In hindsight, it’s amazing that I survived to write anything. You can read my survival story in the book, Colby and Me. I should warn you, the grammar and dialogue are atrocious. The book was written mostly for family and friends to enjoy, but as it turned out, I enjoyed the writing so much I wrote my first novel, a romantic-suspense story. Wrote that masterpiece in about 30 days. My wife laughed when she heard I was writing romance. To show her how good I was, I had the novel critiqued in Writer’s Digest University’s Advanced Novel Writing Workshop. I remember vividly my reply to the instructor’s critique, “You mean writing fiction is a craft, and I have to learn it? Get real! It’s not even real! You just make it up.”
Well, that’s how I got started. What a circuitous path some of us take to become writers. Now I have several writing classes under my belt, and I’ve attended some conferences, workshops, and joined a critique group. I’m learning the craft. My first four novels are a contracted, high-action, romantic-suspense series, and I’m completing my seventh novel. My wife reluctantly agreed that I am good at romance … if it’s fictional. Anyway, that seventh book is actually pretty good. If you like espionage thrillers with a little romance, I think you’d enjoy it. I’ll tell you about it sometime soon.
I should mention that my wife, Babe, and I—yes, that’s her name, and after all these years it still fits—we’re both baby boomers who grew up in the '50s and '60s in sunny, warm, Southern Oregon. We live near Seattle now, where we pop Vitamin D pills, drink gallons of espresso, and pray for sun. We’re involved in church ministries, spending time with our grand kids, and snorkeling Maui about once a year (more often if I could land a big book contract).

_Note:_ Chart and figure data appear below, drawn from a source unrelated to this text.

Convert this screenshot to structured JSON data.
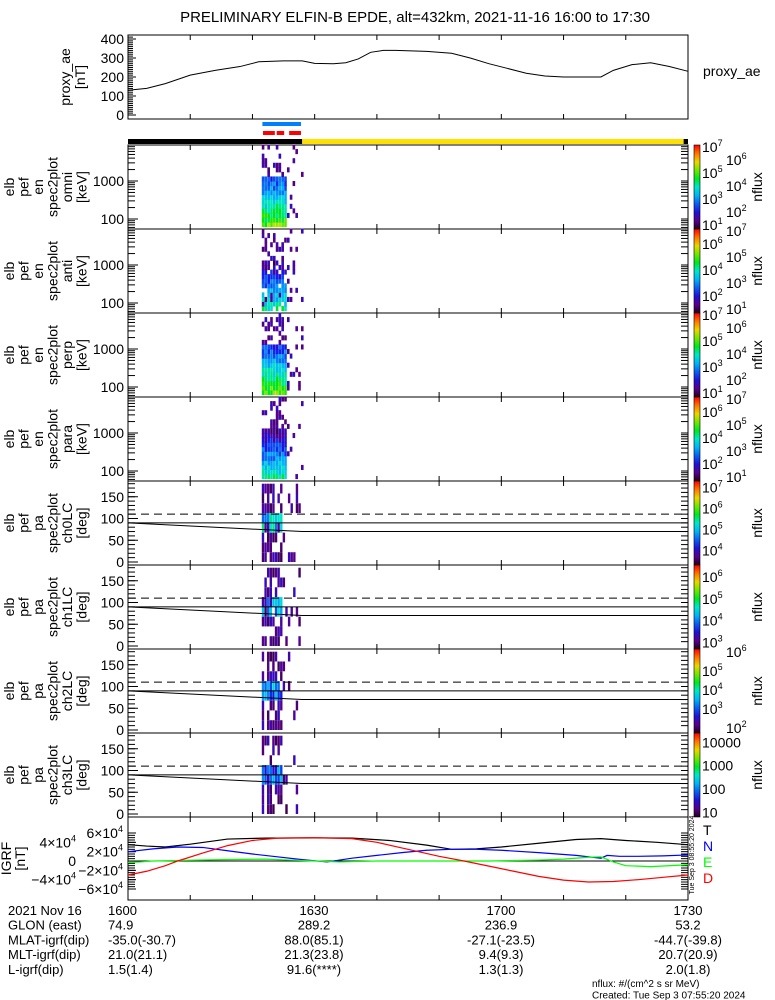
{
  "title": "PRELIMINARY ELFIN-B EPDE, alt=432km, 2021-11-16 16:00 to 17:30",
  "chart_data": [
    {
      "type": "line",
      "name": "proxy_ae",
      "ylabel_lines": [
        "proxy_ae",
        "[nT]"
      ],
      "legend": "proxy_ae",
      "ylim": [
        0,
        410
      ],
      "yticks": [
        "0",
        "100",
        "200",
        "300",
        "400"
      ],
      "t_min": [
        0,
        3,
        6,
        10,
        14,
        18,
        21,
        25,
        28,
        30,
        33,
        35,
        37,
        39,
        41,
        43,
        48,
        52,
        55,
        58,
        61,
        64,
        67,
        70,
        73,
        76,
        78,
        81,
        84,
        87,
        90
      ],
      "values": [
        130,
        140,
        165,
        210,
        235,
        255,
        280,
        285,
        285,
        272,
        270,
        275,
        295,
        330,
        340,
        340,
        335,
        325,
        300,
        270,
        245,
        220,
        205,
        200,
        200,
        200,
        235,
        265,
        275,
        255,
        230
      ]
    },
    {
      "type": "heatmap",
      "name": "omni",
      "ylabel_lines": [
        "elb",
        "pef",
        "en",
        "spec2plot",
        "omni",
        "[keV]"
      ],
      "yticks": [
        "1000",
        "100"
      ],
      "colorbar_label": "nflux",
      "colorbar_ticks": [
        {
          "base": "10",
          "exp": "7",
          "log": 7
        },
        {
          "base": "10",
          "exp": "6",
          "log": 6
        },
        {
          "base": "10",
          "exp": "5",
          "log": 5
        },
        {
          "base": "10",
          "exp": "4",
          "log": 4
        },
        {
          "base": "10",
          "exp": "3",
          "log": 3
        },
        {
          "base": "10",
          "exp": "2",
          "log": 2
        },
        {
          "base": "10",
          "exp": "1",
          "log": 1
        }
      ],
      "colorbar_range_log": [
        0.7,
        7.15
      ]
    },
    {
      "type": "heatmap",
      "name": "anti",
      "ylabel_lines": [
        "elb",
        "pef",
        "en",
        "spec2plot",
        "anti",
        "[keV]"
      ],
      "yticks": [
        "1000",
        "100"
      ],
      "colorbar_label": "nflux",
      "colorbar_ticks": [
        {
          "base": "10",
          "exp": "7",
          "log": 7
        },
        {
          "base": "10",
          "exp": "6",
          "log": 6
        },
        {
          "base": "10",
          "exp": "5",
          "log": 5
        },
        {
          "base": "10",
          "exp": "4",
          "log": 4
        },
        {
          "base": "10",
          "exp": "3",
          "log": 3
        },
        {
          "base": "10",
          "exp": "2",
          "log": 2
        },
        {
          "base": "10",
          "exp": "1",
          "log": 1
        }
      ],
      "colorbar_range_log": [
        0.7,
        7.15
      ]
    },
    {
      "type": "heatmap",
      "name": "perp",
      "ylabel_lines": [
        "elb",
        "pef",
        "en",
        "spec2plot",
        "perp",
        "[keV]"
      ],
      "yticks": [
        "1000",
        "100"
      ],
      "colorbar_label": "nflux",
      "colorbar_ticks": [
        {
          "base": "10",
          "exp": "7",
          "log": 7
        },
        {
          "base": "10",
          "exp": "6",
          "log": 6
        },
        {
          "base": "10",
          "exp": "5",
          "log": 5
        },
        {
          "base": "10",
          "exp": "4",
          "log": 4
        },
        {
          "base": "10",
          "exp": "3",
          "log": 3
        },
        {
          "base": "10",
          "exp": "2",
          "log": 2
        },
        {
          "base": "10",
          "exp": "1",
          "log": 1
        }
      ],
      "colorbar_range_log": [
        0.7,
        7.15
      ]
    },
    {
      "type": "heatmap",
      "name": "para",
      "ylabel_lines": [
        "elb",
        "pef",
        "en",
        "spec2plot",
        "para",
        "[keV]"
      ],
      "yticks": [
        "1000",
        "100"
      ],
      "colorbar_label": "nflux",
      "colorbar_ticks": [
        {
          "base": "10",
          "exp": "7",
          "log": 7
        },
        {
          "base": "10",
          "exp": "6",
          "log": 6
        },
        {
          "base": "10",
          "exp": "5",
          "log": 5
        },
        {
          "base": "10",
          "exp": "4",
          "log": 4
        },
        {
          "base": "10",
          "exp": "3",
          "log": 3
        },
        {
          "base": "10",
          "exp": "2",
          "log": 2
        },
        {
          "base": "10",
          "exp": "1",
          "log": 1
        }
      ],
      "colorbar_range_log": [
        0.7,
        7.15
      ]
    },
    {
      "type": "heatmap",
      "name": "ch0LC",
      "ylabel_lines": [
        "elb",
        "pef",
        "pa",
        "spec2plot",
        "ch0LC",
        "[deg]"
      ],
      "yticks": [
        "0",
        "50",
        "100",
        "150"
      ],
      "colorbar_label": "nflux",
      "colorbar_ticks": [
        {
          "base": "10",
          "exp": "7",
          "log": 7
        },
        {
          "base": "10",
          "exp": "6",
          "log": 6
        },
        {
          "base": "10",
          "exp": "5",
          "log": 5
        },
        {
          "base": "10",
          "exp": "4",
          "log": 4
        }
      ],
      "colorbar_range_log": [
        3.3,
        7.3
      ]
    },
    {
      "type": "heatmap",
      "name": "ch1LC",
      "ylabel_lines": [
        "elb",
        "pef",
        "pa",
        "spec2plot",
        "ch1LC",
        "[deg]"
      ],
      "yticks": [
        "0",
        "50",
        "100",
        "150"
      ],
      "colorbar_label": "nflux",
      "colorbar_ticks": [
        {
          "base": "10",
          "exp": "6",
          "log": 6
        },
        {
          "base": "10",
          "exp": "5",
          "log": 5
        },
        {
          "base": "10",
          "exp": "4",
          "log": 4
        },
        {
          "base": "10",
          "exp": "3",
          "log": 3
        }
      ],
      "colorbar_range_log": [
        2.7,
        6.55
      ]
    },
    {
      "type": "heatmap",
      "name": "ch2LC",
      "ylabel_lines": [
        "elb",
        "pef",
        "pa",
        "spec2plot",
        "ch2LC",
        "[deg]"
      ],
      "yticks": [
        "0",
        "50",
        "100",
        "150"
      ],
      "colorbar_label": "nflux",
      "colorbar_ticks": [
        {
          "base": "10",
          "exp": "6",
          "log": 6
        },
        {
          "base": "10",
          "exp": "5",
          "log": 5
        },
        {
          "base": "10",
          "exp": "4",
          "log": 4
        },
        {
          "base": "10",
          "exp": "3",
          "log": 3
        },
        {
          "base": "10",
          "exp": "2",
          "log": 2
        }
      ],
      "colorbar_range_log": [
        1.73,
        6.15
      ]
    },
    {
      "type": "heatmap",
      "name": "ch3LC",
      "ylabel_lines": [
        "elb",
        "pef",
        "pa",
        "spec2plot",
        "ch3LC",
        "[deg]"
      ],
      "yticks": [
        "0",
        "50",
        "100",
        "150"
      ],
      "colorbar_label": "nflux",
      "colorbar_ticks": [
        {
          "base": "10000",
          "exp": "",
          "log": 4
        },
        {
          "base": "1000",
          "exp": "",
          "log": 3
        },
        {
          "base": "100",
          "exp": "",
          "log": 2
        },
        {
          "base": "10",
          "exp": "",
          "log": 1
        }
      ],
      "colorbar_range_log": [
        0.8,
        4.4
      ]
    },
    {
      "type": "line",
      "name": "IGRF",
      "ylabel_lines": [
        "IGRF",
        "[nT]"
      ],
      "ylim": [
        -66000,
        66000
      ],
      "yticks": [
        {
          "base": "6×10",
          "exp": "4",
          "v": 60000
        },
        {
          "base": "4×10",
          "exp": "4",
          "v": 40000
        },
        {
          "base": "2×10",
          "exp": "4",
          "v": 20000
        },
        {
          "base": "0",
          "exp": "",
          "v": 0
        },
        {
          "base": "−2×10",
          "exp": "4",
          "v": -20000
        },
        {
          "base": "−4×10",
          "exp": "4",
          "v": -40000
        },
        {
          "base": "−6×10",
          "exp": "4",
          "v": -60000
        }
      ],
      "side_stamp": "Tue Sep  3 08:55:20 2024",
      "series": [
        {
          "name": "T",
          "color": "#000000",
          "t_min": [
            0,
            3,
            6,
            10,
            16,
            22,
            30,
            36,
            42,
            48,
            52,
            56,
            60,
            66,
            72,
            76,
            80,
            85,
            90
          ],
          "values": [
            35000,
            32000,
            30000,
            36000,
            47000,
            49000,
            49500,
            49000,
            44000,
            34000,
            25000,
            26000,
            30000,
            38000,
            46000,
            48000,
            44000,
            40000,
            35000
          ]
        },
        {
          "name": "N",
          "color": "#0000ff",
          "t_min": [
            0,
            4,
            8,
            12,
            16,
            20,
            24,
            28,
            32,
            36,
            40,
            44,
            48,
            52,
            56,
            60,
            66,
            72,
            76,
            77,
            79,
            82,
            86,
            90
          ],
          "values": [
            20000,
            26000,
            30000,
            29000,
            22000,
            15000,
            9000,
            3000,
            -2000,
            6000,
            12000,
            18000,
            23000,
            25000,
            25000,
            23000,
            18000,
            12000,
            6000,
            12000,
            10000,
            10000,
            11000,
            13000
          ]
        },
        {
          "name": "E",
          "color": "#00ff00",
          "t_min": [
            0,
            2,
            4,
            8,
            15,
            22,
            26,
            30,
            34,
            40,
            46,
            52,
            58,
            62,
            66,
            70,
            74,
            76,
            78,
            80,
            84,
            90
          ],
          "values": [
            -3000,
            -2000,
            0,
            1000,
            3000,
            4000,
            2000,
            0,
            -2000,
            0,
            0,
            0,
            0,
            1000,
            2000,
            4000,
            8000,
            9000,
            -2000,
            -10000,
            -12000,
            -8000
          ]
        },
        {
          "name": "D",
          "color": "#ff0000",
          "t_min": [
            0,
            3,
            6,
            8,
            12,
            16,
            20,
            24,
            30,
            36,
            40,
            44,
            50,
            54,
            58,
            62,
            66,
            70,
            74,
            78,
            82,
            86,
            90
          ],
          "values": [
            -30000,
            -22000,
            -10000,
            0,
            17000,
            33000,
            44000,
            49000,
            50000,
            48000,
            40000,
            28000,
            10000,
            0,
            -11000,
            -22000,
            -33000,
            -41000,
            -45000,
            -44000,
            -40000,
            -35000,
            -30000
          ]
        }
      ]
    }
  ],
  "status_bars": {
    "top_color": "#0080ff",
    "mid_color": "#ff0000",
    "night_color": "#000000",
    "day_color": "#ffe000"
  },
  "footer": {
    "rows": [
      {
        "label": "2021 Nov 16",
        "values": [
          "1600",
          "1630",
          "1700",
          "1730"
        ]
      },
      {
        "label": "GLON (east)",
        "values": [
          "74.9",
          "289.2",
          "236.9",
          "53.2"
        ]
      },
      {
        "label": "MLAT-igrf(dip)",
        "values": [
          "-35.0(-30.7)",
          "88.0(85.1)",
          "-27.1(-23.5)",
          "-44.7(-39.8)"
        ]
      },
      {
        "label": "MLT-igrf(dip)",
        "values": [
          "21.0(21.1)",
          "21.3(23.8)",
          "9.4(9.3)",
          "20.7(20.9)"
        ]
      },
      {
        "label": "L-igrf(dip)",
        "values": [
          "1.5(1.4)",
          "91.6(****)",
          "1.3(1.3)",
          "2.0(1.8)"
        ]
      }
    ],
    "units_note": "nflux: #/(cm^2 s sr MeV)",
    "created": "Created: Tue Sep  3 07:55:20 2024"
  }
}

I plan to write as long as the Lord leaves me with words and wits. Just a sec—Babe … please toss me that ginkgo bottle. Where was I? Oh yes, I’m a member of the ACFW, OCW and the NCWA.
If any of you author’s out there have a weather-related writing question, or a question related to Christian Apologetics, you can contact me via my blog, The Weather Scribe. I’ll be posting some articles for writers on both subjects. I’ve even been known to give my friends a custom, vacation forecast, if they’re nice to me. And when they get back, I can look them right in the eyes and tell them my next forecast will be right as rain.